Pour «sauver» la démographie polonaise, elle propose, comme Rafal Trzaskowski, de libéraliser l’accès à l’avortement, d’améliorer les conditions de travail, de construire des logements et des crèches.
Elle a mis en avant la constance de ses idées et a continué d’argumenter en faveur de l’augmentation des acquis sociaux et de l’«aide» aux femmes. Magdalena Biejat a affirmé que la Pologne avait une opportunité de gagner en influence au sein de l’Union européenne grâce à l’affaiblissement relatif de la France et de l’Allemagne. Elle a soutenu l’idée d’un grand marché européen afin de concurrencer les Etats-Unis, de manière à «préparer le nouvel ordre mondial énergétique». Elle a proposé d’utiliser les actifs russes gelés au bénéfice de l’Ukraine.

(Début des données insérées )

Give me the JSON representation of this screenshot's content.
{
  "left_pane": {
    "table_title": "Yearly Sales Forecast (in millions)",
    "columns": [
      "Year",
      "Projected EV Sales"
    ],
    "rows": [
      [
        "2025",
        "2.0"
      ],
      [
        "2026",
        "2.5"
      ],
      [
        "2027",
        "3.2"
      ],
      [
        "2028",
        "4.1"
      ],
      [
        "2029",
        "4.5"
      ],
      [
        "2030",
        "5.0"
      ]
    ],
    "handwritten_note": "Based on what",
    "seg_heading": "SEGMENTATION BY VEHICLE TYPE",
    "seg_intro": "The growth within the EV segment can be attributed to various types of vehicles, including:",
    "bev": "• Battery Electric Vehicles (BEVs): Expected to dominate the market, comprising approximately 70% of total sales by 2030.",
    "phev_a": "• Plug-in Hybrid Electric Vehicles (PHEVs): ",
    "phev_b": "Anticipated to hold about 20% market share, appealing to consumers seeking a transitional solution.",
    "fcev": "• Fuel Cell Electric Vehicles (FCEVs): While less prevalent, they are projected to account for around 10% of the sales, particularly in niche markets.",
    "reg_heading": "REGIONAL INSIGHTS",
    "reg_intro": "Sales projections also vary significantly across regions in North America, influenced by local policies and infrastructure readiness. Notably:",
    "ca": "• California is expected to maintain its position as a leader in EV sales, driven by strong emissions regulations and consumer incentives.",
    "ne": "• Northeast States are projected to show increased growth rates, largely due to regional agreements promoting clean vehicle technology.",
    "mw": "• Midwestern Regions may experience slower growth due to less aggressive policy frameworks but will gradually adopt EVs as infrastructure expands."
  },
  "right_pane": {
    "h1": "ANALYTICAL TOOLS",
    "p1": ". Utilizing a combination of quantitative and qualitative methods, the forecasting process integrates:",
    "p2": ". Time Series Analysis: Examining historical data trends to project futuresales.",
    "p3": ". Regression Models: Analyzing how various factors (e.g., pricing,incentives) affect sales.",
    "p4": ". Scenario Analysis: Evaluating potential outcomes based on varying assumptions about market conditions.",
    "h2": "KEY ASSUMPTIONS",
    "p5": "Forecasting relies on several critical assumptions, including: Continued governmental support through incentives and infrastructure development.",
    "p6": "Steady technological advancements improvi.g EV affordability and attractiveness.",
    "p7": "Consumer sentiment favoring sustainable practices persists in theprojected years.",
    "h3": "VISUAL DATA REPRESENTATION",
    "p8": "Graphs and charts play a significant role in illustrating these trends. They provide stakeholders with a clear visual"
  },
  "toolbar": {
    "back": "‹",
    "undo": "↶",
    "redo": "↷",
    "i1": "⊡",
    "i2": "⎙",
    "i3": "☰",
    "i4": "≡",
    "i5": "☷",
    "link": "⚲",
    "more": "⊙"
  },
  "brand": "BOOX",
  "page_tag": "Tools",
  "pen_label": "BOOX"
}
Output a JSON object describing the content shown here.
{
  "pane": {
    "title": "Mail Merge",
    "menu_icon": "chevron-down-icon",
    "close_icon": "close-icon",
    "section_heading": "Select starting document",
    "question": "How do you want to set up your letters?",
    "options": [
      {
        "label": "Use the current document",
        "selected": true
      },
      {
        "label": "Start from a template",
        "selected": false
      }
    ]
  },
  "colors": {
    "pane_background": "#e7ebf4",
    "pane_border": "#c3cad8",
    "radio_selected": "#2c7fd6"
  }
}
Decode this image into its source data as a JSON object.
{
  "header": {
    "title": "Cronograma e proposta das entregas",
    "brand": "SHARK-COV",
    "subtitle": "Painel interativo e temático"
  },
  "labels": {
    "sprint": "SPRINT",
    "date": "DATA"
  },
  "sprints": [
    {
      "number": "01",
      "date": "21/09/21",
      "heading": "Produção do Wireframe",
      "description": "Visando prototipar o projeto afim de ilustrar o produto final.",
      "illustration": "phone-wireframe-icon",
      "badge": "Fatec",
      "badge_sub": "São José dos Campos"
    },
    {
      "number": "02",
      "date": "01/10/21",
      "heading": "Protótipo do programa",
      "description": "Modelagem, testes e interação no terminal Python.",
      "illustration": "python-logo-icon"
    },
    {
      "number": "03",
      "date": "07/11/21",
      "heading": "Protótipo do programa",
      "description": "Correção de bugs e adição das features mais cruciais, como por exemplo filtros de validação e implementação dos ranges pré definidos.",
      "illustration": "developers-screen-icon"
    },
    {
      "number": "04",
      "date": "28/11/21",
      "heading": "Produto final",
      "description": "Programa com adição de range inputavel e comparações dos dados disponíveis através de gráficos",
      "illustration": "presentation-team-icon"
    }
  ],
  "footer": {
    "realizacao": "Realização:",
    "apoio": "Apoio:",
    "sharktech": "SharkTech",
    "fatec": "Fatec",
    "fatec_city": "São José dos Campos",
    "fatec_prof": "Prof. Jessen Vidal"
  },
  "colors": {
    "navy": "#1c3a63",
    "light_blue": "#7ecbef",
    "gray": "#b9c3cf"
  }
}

Au cours de sa déclaration finale, elle a remis l’accent sur les logements sociaux, l’avortement, le PACS et la réduction du temps de travail.
Adrian Zandberg
.Tout comme Magdalena Biejat, Adrian Zandberg, candidat de la gauche d’opposition à l’election présidentielle polonaise, a milité pour la construction de logements sociaux. Ce sujet a cependant pris davantage de place chez lui, au détriment des réformes sociétales, présentes malgré tout. Il n’a pas hésité à renvoyer dos à dos la PO et le PiS au sujet de la crise du logement et a proposé de consacrer 1% du PIB aux nouvelles constructions.
Comme les autres candidats de gauche, il s’est montré favorable à la libéralisation totale de l’avortement jusqu’à la 12ème semaine de grossesse. Selon lui, l’Etat doit avoir davantage la main sur l’économie du pays, via notamment une politique de grands investissements.

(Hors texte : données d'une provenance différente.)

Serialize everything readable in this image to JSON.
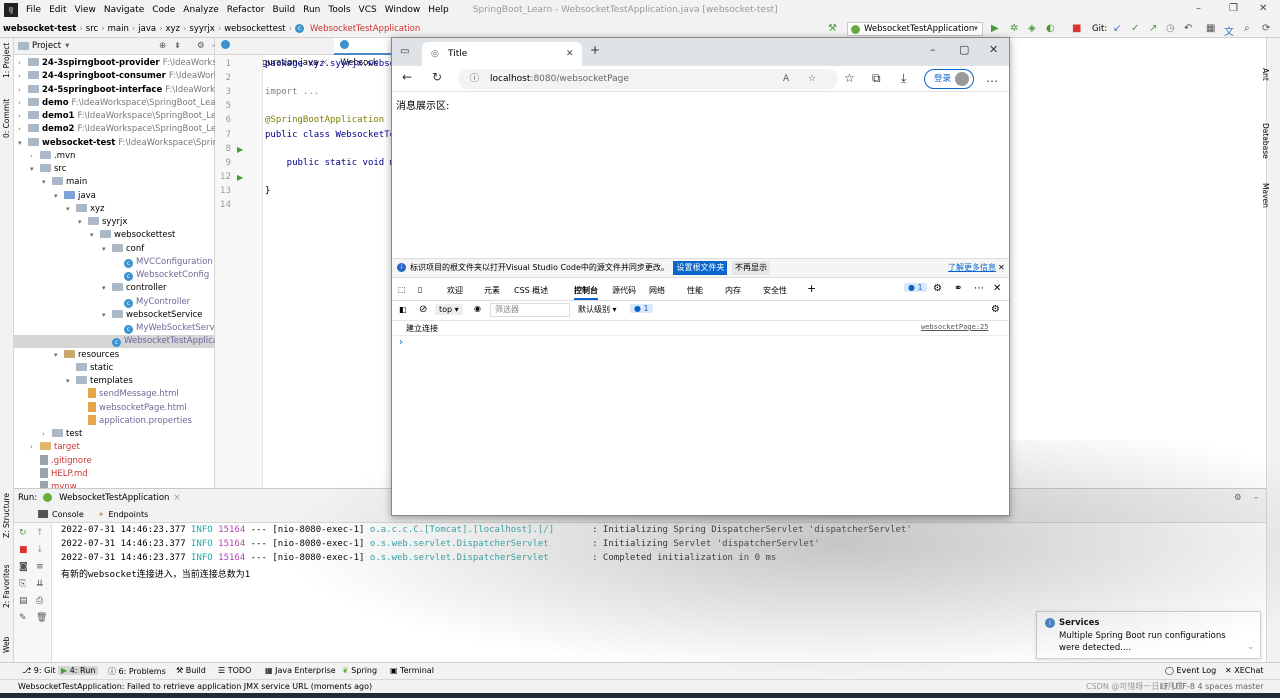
{
  "menu": {
    "items": [
      "File",
      "Edit",
      "View",
      "Navigate",
      "Code",
      "Analyze",
      "Refactor",
      "Build",
      "Run",
      "Tools",
      "VCS",
      "Window",
      "Help"
    ],
    "window_title": "SpringBoot_Learn - WebsocketTestApplication.java [websocket-test]"
  },
  "breadcrumb": [
    "websocket-test",
    "src",
    "main",
    "java",
    "xyz",
    "syyrjx",
    "websockettest",
    "WebsocketTestApplication"
  ],
  "run_config": "WebsocketTestApplication",
  "git_label": "Git:",
  "sidebars": {
    "left": [
      "1: Project",
      "0: Commit",
      "Z: Structure",
      "2: Favorites",
      "Web"
    ],
    "right": [
      "Ant",
      "Database",
      "Maven"
    ]
  },
  "project": {
    "title": "Project",
    "tree": [
      {
        "name": "24-3spirngboot-provider",
        "path": "F:\\IdeaWorkspac",
        "indent": 0,
        "kind": "module",
        "arrow": ">",
        "bold": true
      },
      {
        "name": "24-4springboot-consumer",
        "path": "F:\\IdeaWorkspa",
        "indent": 0,
        "kind": "module",
        "arrow": ">",
        "bold": true
      },
      {
        "name": "24-5springboot-interface",
        "path": "F:\\IdeaWorkspa",
        "indent": 0,
        "kind": "module",
        "arrow": ">",
        "bold": true
      },
      {
        "name": "demo",
        "path": "F:\\IdeaWorkspace\\SpringBoot_Learn",
        "indent": 0,
        "kind": "module",
        "arrow": ">",
        "bold": true
      },
      {
        "name": "demo1",
        "path": "F:\\IdeaWorkspace\\SpringBoot_Learn",
        "indent": 0,
        "kind": "module",
        "arrow": ">",
        "bold": true
      },
      {
        "name": "demo2",
        "path": "F:\\IdeaWorkspace\\SpringBoot_Learn",
        "indent": 0,
        "kind": "module",
        "arrow": ">",
        "bold": true
      },
      {
        "name": "websocket-test",
        "path": "F:\\IdeaWorkspace\\SpringBo",
        "indent": 0,
        "kind": "module",
        "arrow": "v",
        "bold": true
      },
      {
        "name": ".mvn",
        "path": "",
        "indent": 1,
        "kind": "folder",
        "arrow": ">"
      },
      {
        "name": "src",
        "path": "",
        "indent": 1,
        "kind": "folder",
        "arrow": "v"
      },
      {
        "name": "main",
        "path": "",
        "indent": 2,
        "kind": "folder",
        "arrow": "v"
      },
      {
        "name": "java",
        "path": "",
        "indent": 3,
        "kind": "src",
        "arrow": "v"
      },
      {
        "name": "xyz",
        "path": "",
        "indent": 4,
        "kind": "folder",
        "arrow": "v"
      },
      {
        "name": "syyrjx",
        "path": "",
        "indent": 5,
        "kind": "folder",
        "arrow": "v"
      },
      {
        "name": "websockettest",
        "path": "",
        "indent": 6,
        "kind": "folder",
        "arrow": "v"
      },
      {
        "name": "conf",
        "path": "",
        "indent": 7,
        "kind": "folder",
        "arrow": "v"
      },
      {
        "name": "MVCConfiguration",
        "path": "",
        "indent": 8,
        "kind": "class",
        "arrow": "",
        "mod": true
      },
      {
        "name": "WebsocketConfig",
        "path": "",
        "indent": 8,
        "kind": "class",
        "arrow": "",
        "mod": true
      },
      {
        "name": "controller",
        "path": "",
        "indent": 7,
        "kind": "folder",
        "arrow": "v"
      },
      {
        "name": "MyController",
        "path": "",
        "indent": 8,
        "kind": "class",
        "arrow": "",
        "mod": true
      },
      {
        "name": "websocketService",
        "path": "",
        "indent": 7,
        "kind": "folder",
        "arrow": "v"
      },
      {
        "name": "MyWebSocketServi",
        "path": "",
        "indent": 8,
        "kind": "class",
        "arrow": "",
        "mod": true
      },
      {
        "name": "WebsocketTestApplica",
        "path": "",
        "indent": 7,
        "kind": "class",
        "arrow": "",
        "sel": true,
        "mod": true
      },
      {
        "name": "resources",
        "path": "",
        "indent": 3,
        "kind": "res",
        "arrow": "v"
      },
      {
        "name": "static",
        "path": "",
        "indent": 4,
        "kind": "folder",
        "arrow": ""
      },
      {
        "name": "templates",
        "path": "",
        "indent": 4,
        "kind": "folder",
        "arrow": "v"
      },
      {
        "name": "sendMessage.html",
        "path": "",
        "indent": 5,
        "kind": "file",
        "arrow": "",
        "mod": true
      },
      {
        "name": "websocketPage.html",
        "path": "",
        "indent": 5,
        "kind": "file",
        "arrow": "",
        "mod": true
      },
      {
        "name": "application.properties",
        "path": "",
        "indent": 5,
        "kind": "file",
        "arrow": "",
        "mod": true
      },
      {
        "name": "test",
        "path": "",
        "indent": 2,
        "kind": "folder",
        "arrow": ">"
      },
      {
        "name": "target",
        "path": "",
        "indent": 1,
        "kind": "target",
        "arrow": ">",
        "red": true
      },
      {
        "name": ".gitignore",
        "path": "",
        "indent": 1,
        "kind": "grey",
        "arrow": "",
        "red": true
      },
      {
        "name": "HELP.md",
        "path": "",
        "indent": 1,
        "kind": "grey",
        "arrow": "",
        "red": true
      },
      {
        "name": "mvnw",
        "path": "",
        "indent": 1,
        "kind": "grey",
        "arrow": "",
        "red": true
      }
    ]
  },
  "editor": {
    "tabs": [
      "MVCConfiguration.java",
      "Websock"
    ],
    "lines": [
      {
        "n": "1",
        "text": "package xyz.syyrjx.websoc"
      },
      {
        "n": "2",
        "text": ""
      },
      {
        "n": "3",
        "text": "import ..."
      },
      {
        "n": "5",
        "text": ""
      },
      {
        "n": "6",
        "text": "@SpringBootApplication"
      },
      {
        "n": "7",
        "text": "public class WebsocketTe"
      },
      {
        "n": "8",
        "text": ""
      },
      {
        "n": "9",
        "text": "    public static void m"
      },
      {
        "n": "12",
        "text": ""
      },
      {
        "n": "13",
        "text": "}"
      },
      {
        "n": "14",
        "text": ""
      }
    ]
  },
  "browser": {
    "tab_title": "Title",
    "url_host": "localhost",
    "url_rest": ":8080/websocketPage",
    "login_label": "登录",
    "page_heading": "消息展示区:",
    "notification": {
      "text": "标识项目的根文件夹以打开Visual Studio Code中的源文件并同步更改。",
      "primary_btn": "设置根文件夹",
      "secondary_btn": "不再显示",
      "link": "了解更多信息"
    },
    "devtools_tabs": [
      "欢迎",
      "元素",
      "CSS 概述",
      "控制台",
      "源代码",
      "网络",
      "性能",
      "内存",
      "安全性"
    ],
    "active_devtools_tab": "控制台",
    "issue_count": "1",
    "top_context": "top",
    "filter_placeholder": "筛选器",
    "log_level": "默认级别",
    "console_badge": "1",
    "console_message": "建立连接",
    "console_source": "websocketPage:25",
    "prompt": "›"
  },
  "run": {
    "label": "Run:",
    "config": "WebsocketTestApplication",
    "tabs": [
      "Console",
      "Endpoints"
    ],
    "logs": [
      {
        "ts": "2022-07-31 14:46:23.377",
        "level": "INFO",
        "pid": "15164",
        "sep": "---",
        "thread": "[nio-8080-exec-1]",
        "cat": "o.a.c.c.C.[Tomcat].[localhost].[/]      ",
        "msg": ": Initializing Spring DispatcherServlet 'dispatcherServlet'"
      },
      {
        "ts": "2022-07-31 14:46:23.377",
        "level": "INFO",
        "pid": "15164",
        "sep": "---",
        "thread": "[nio-8080-exec-1]",
        "cat": "o.s.web.servlet.DispatcherServlet       ",
        "msg": ": Initializing Servlet 'dispatcherServlet'"
      },
      {
        "ts": "2022-07-31 14:46:23.377",
        "level": "INFO",
        "pid": "15164",
        "sep": "---",
        "thread": "[nio-8080-exec-1]",
        "cat": "o.s.web.servlet.DispatcherServlet       ",
        "msg": ": Completed initialization in 0 ms"
      }
    ],
    "plain_line": "有新的websocket连接进入，当前连接总数为1"
  },
  "services_popup": {
    "title": "Services",
    "body_line1": "Multiple Spring Boot run configurations",
    "body_line2": "were detected...."
  },
  "bottom_tools": [
    "9: Git",
    "4: Run",
    "6: Problems",
    "Build",
    "TODO",
    "Java Enterprise",
    "Spring",
    "Terminal"
  ],
  "bottom_right_tools": [
    "Event Log",
    "XEChat"
  ],
  "status": {
    "message": "WebsocketTestApplication: Failed to retrieve application JMX service URL (moments ago)",
    "right": "LF  UTF-8  4 spaces  master",
    "watermark": "CSDN @可惜呀一日的月日"
  }
}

Il a attaqué Rafal Trzaskowski sur le bilan du gouvernement de centre-gauche en matière de népotisme. Le candidat de la PO a répondu que le parti d’Adrian Zandberg avait refusé de faire partie du gouvernement et avait donc renoncé à peser sur la politique du pays.
Le président de Razem s’est montré favorable au développement du nucléaire et à ce que la Pologne s’investisse dans les grands projets européens. Il a qualifié la «guerre commerciale de Donald Trump» de «fin du libéralisme global» et a proposé d’instaurer davantage d’étatisme et de protectionnisme. Comme la plupart des autres candidats, il voit l’impérialisme russe comme une menace et souhaite que l’Ukraine puisse maintenir sa souveraineté, tout en appelant à une «paix juste».

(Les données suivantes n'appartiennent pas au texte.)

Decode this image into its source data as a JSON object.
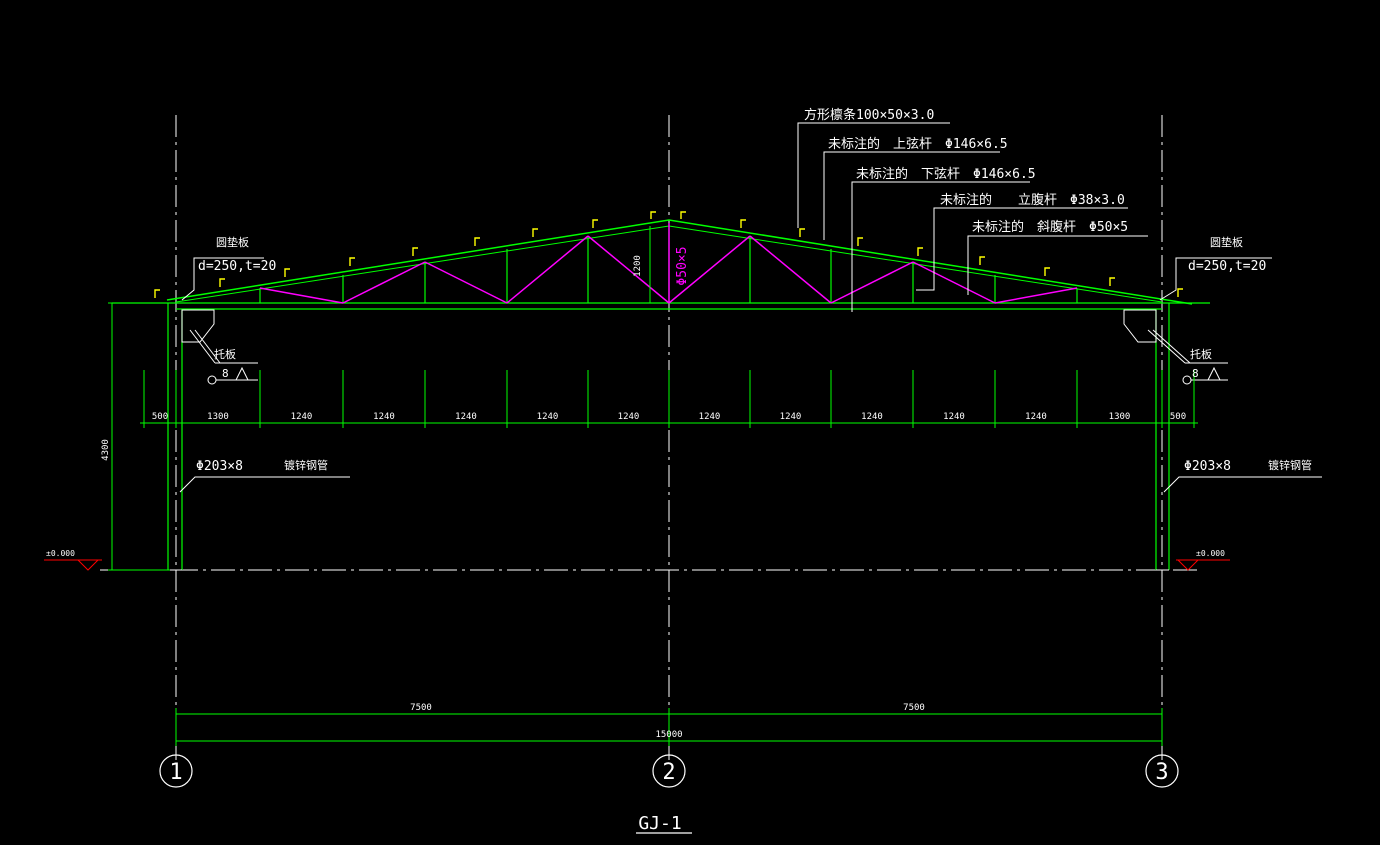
{
  "drawing_title": "GJ-1",
  "colors": {
    "background": "#000000",
    "structure": "#00ff00",
    "diagonal": "#ff00ff",
    "purlin": "#ffff00",
    "text": "#ffffff",
    "ground": "#ff0000"
  },
  "callouts": {
    "purlin": "方形檩条100×50×3.0",
    "top_chord": "未标注的　上弦杆　Φ146×6.5",
    "bottom_chord": "未标注的　下弦杆　Φ146×6.5",
    "vertical_web": "未标注的　　立腹杆　Φ38×3.0",
    "diagonal_web": "未标注的　斜腹杆　Φ50×5"
  },
  "left": {
    "plate_label": "圆垫板",
    "plate_spec": "d=250,t=20",
    "bracket_label": "托板",
    "bracket_thickness": "8",
    "column_spec": "Φ203×8",
    "column_material": "镀锌钢管",
    "elevation": "±0.000"
  },
  "right": {
    "plate_label": "圆垫板",
    "plate_spec": "d=250,t=20",
    "bracket_label": "托板",
    "bracket_thickness": "8",
    "column_spec": "Φ203×8",
    "column_material": "镀锌钢管",
    "elevation": "±0.000"
  },
  "truss_height": "1200",
  "center_member": "Φ50×5",
  "column_height": "4300",
  "panel_dims": [
    "500",
    "1300",
    "1240",
    "1240",
    "1240",
    "1240",
    "1240",
    "1240",
    "1240",
    "1240",
    "1240",
    "1240",
    "1300",
    "500"
  ],
  "span_dims": [
    "7500",
    "7500"
  ],
  "total_span": "15000",
  "axes": [
    "1",
    "2",
    "3"
  ]
}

Enfin, comme Slawomir Mentzen et Szymon Holownia, il a critiqué la «guerre perpétuelle entre la PO et le PiS», les deux plus grands partis polonais.
Conclusions, à quelques jours de l’élection présidentielle polonaise
.Ce sixième et dernier débat avant le premier tour de l’élection présidentielle polonaise a été l’occasion pour les candidats de se mettre une dernière fois en avant face à leurs concurrents. L’émission a été riche en confrontations directes et en provocations. Le candidat indépendant Krzysztof Stanowski a pointé avec brio la malhonnêteté des médias publics et du système politique global. Slawomir Mentzen et Szymon Holownia se sont une fois de plus affrontés pour la troisième place et l’électorat lassé de la „guerre PO-PiS”. Adrian Zandberg et Magdalena Biejat ont affiché leur volonté de s’approprier le vote de gauche. Enfin, les échanges entre Karol Nawrocki et Rafal Trzaskowski, les deux favoris, ont été explosifs, notamment autour des questions de moralité.
Les commentateurs ont mis en avant la bonne préparation des candidats, mais ont remarqué la fatigue de Rafal Trzaskowski et les hésitations de Magdalena Biejat. Les journalistes qui dirigeaient le débat ont, eux, été accusés avec raison de poser des questions tendancieuses. Le premier tour de l’élection présidentielle polonaise se déroulera le 18 mai 2025.